Mr. Speaker, I would like to begin by thanking the member who will be answering my question.
Child poverty in Canada should be a top priority for this government if we want to maintain a healthy, well-educated and prosperous society.
When I pointed out to this House that a motion had been adopted unanimously to put an end to child poverty in Canada, I also asked the government—which, let us not forget, is accountable for its commitments to Canadians—what it had done to improve the plight of all those children who still live in poverty.
The answer I received was that thanks to the Conservatives, the average Canadian family now spends $3,000 less per year in taxes. However, everybody knows that the poorest families in Canada already pay virtually no tax. One cannot but conclude therefore that these tax measures proposed by the government are not reaching their targets, because they are not serving the clientele that is in the greatest need.
Moreover, to obtain some tax credits, one must be able to cover costs in advance in order to receive a credit for the fiscal year. But who—especially the poor—can wait a year to receive a tax refund, when thousands of Canadian families barely have enough to feed their children at the end of the month?
The most recent figures on child poverty are damning. Approximately one Canadian child in 10 and their families live in poverty. 2010 was a record year for the number of users of food banks in Canada since 1997, and 38% of food bank clients were children although children only account for 22% of the population. According to a report by UNICEF, Canada is a poor performer among OECD countries when it comes to infant mortality rates and is ranked 22nd out of 31 countries. In total, approximately 640,000 children still live in poverty in Canada. The child poverty rate among aboriginals, immigrants and visible minorities is more than twice the general average.

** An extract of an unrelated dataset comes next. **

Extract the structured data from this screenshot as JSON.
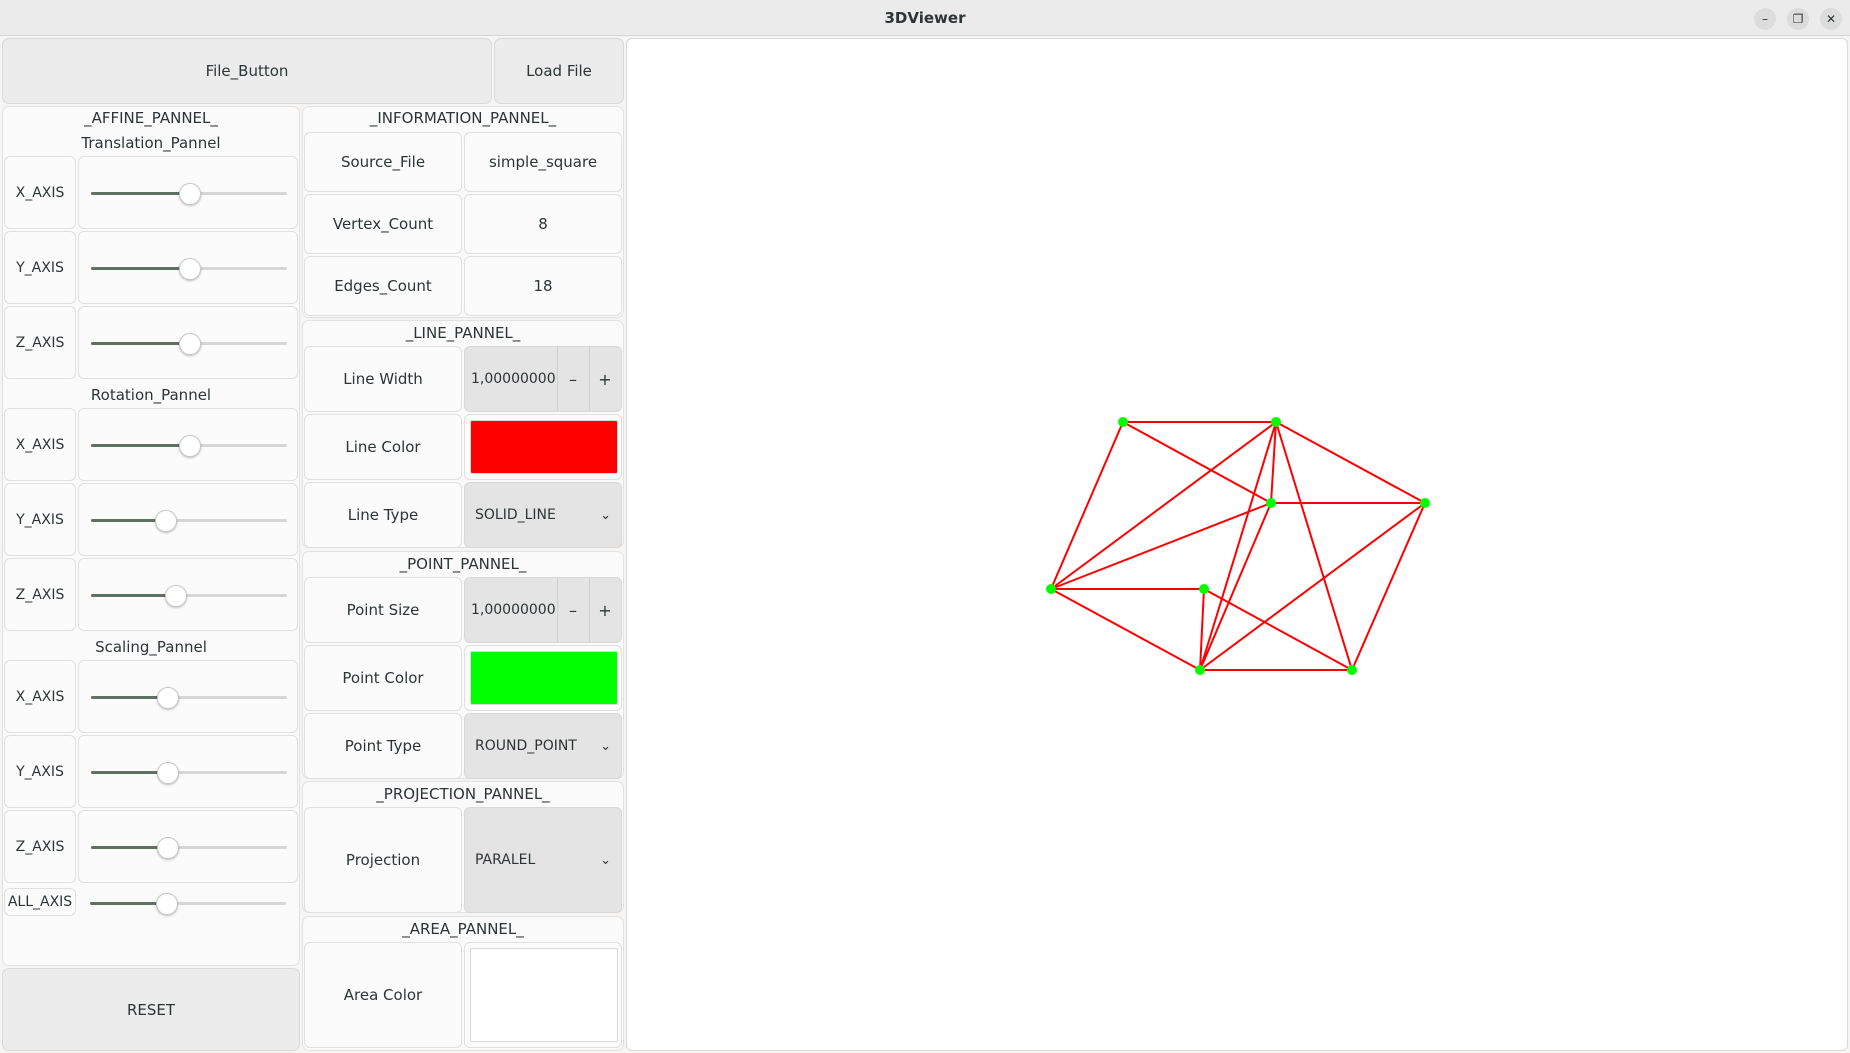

In light of these data, one can be forgiven for wondering why the government does not take concrete and immediate steps to ensure the healthy development of the next generation of Canadians. In my opinion, what is still more worrisome is the incidence of poverty among children.
Despite the hard work of thousands of community groups that often work with limited financial resources, we are currently observing developmental delays, health problems, more stays with foster families, more unsanitary housing conditions, an increased dropout rate, mental health problems among parents, sexual abuse, verbal and physical abuse, and other problems. Poor children are more likely to experience these unacceptable situations than other children.
Child poverty creates a series of societal problems that undermine the health and well-being of the population, and have an extremely harmful effect on the country's economy.
Many experts throughout the world agree—as does the NDP—that the solution to a chronic problem of this magnitude is found close to the source, and we strongly believe that properly introduced measures could end child poverty in Canada.
First, a national child poverty reduction strategy that includes specific objectives must be put in place. A thorough review of all allocations and tax measures for the development and well-being of children must also be conducted to ensure that these measures meet the needs of the population, including families with low and very low incomes.
Other assistance and programs must be provided to give additional support to households that need it most. Finally, concrete measures that stimulate the creation of decent jobs must be put in place. Parents who are in the workforce and who have decent, stable jobs will be able to help their children escape poverty.
In 1989, Canada promised to end child poverty before the year 2000, but failed miserably in its task.
Can the government provide a clear answer with regard to its strategy and the measures it intends to implement to end child poverty in a country as rich as Canada?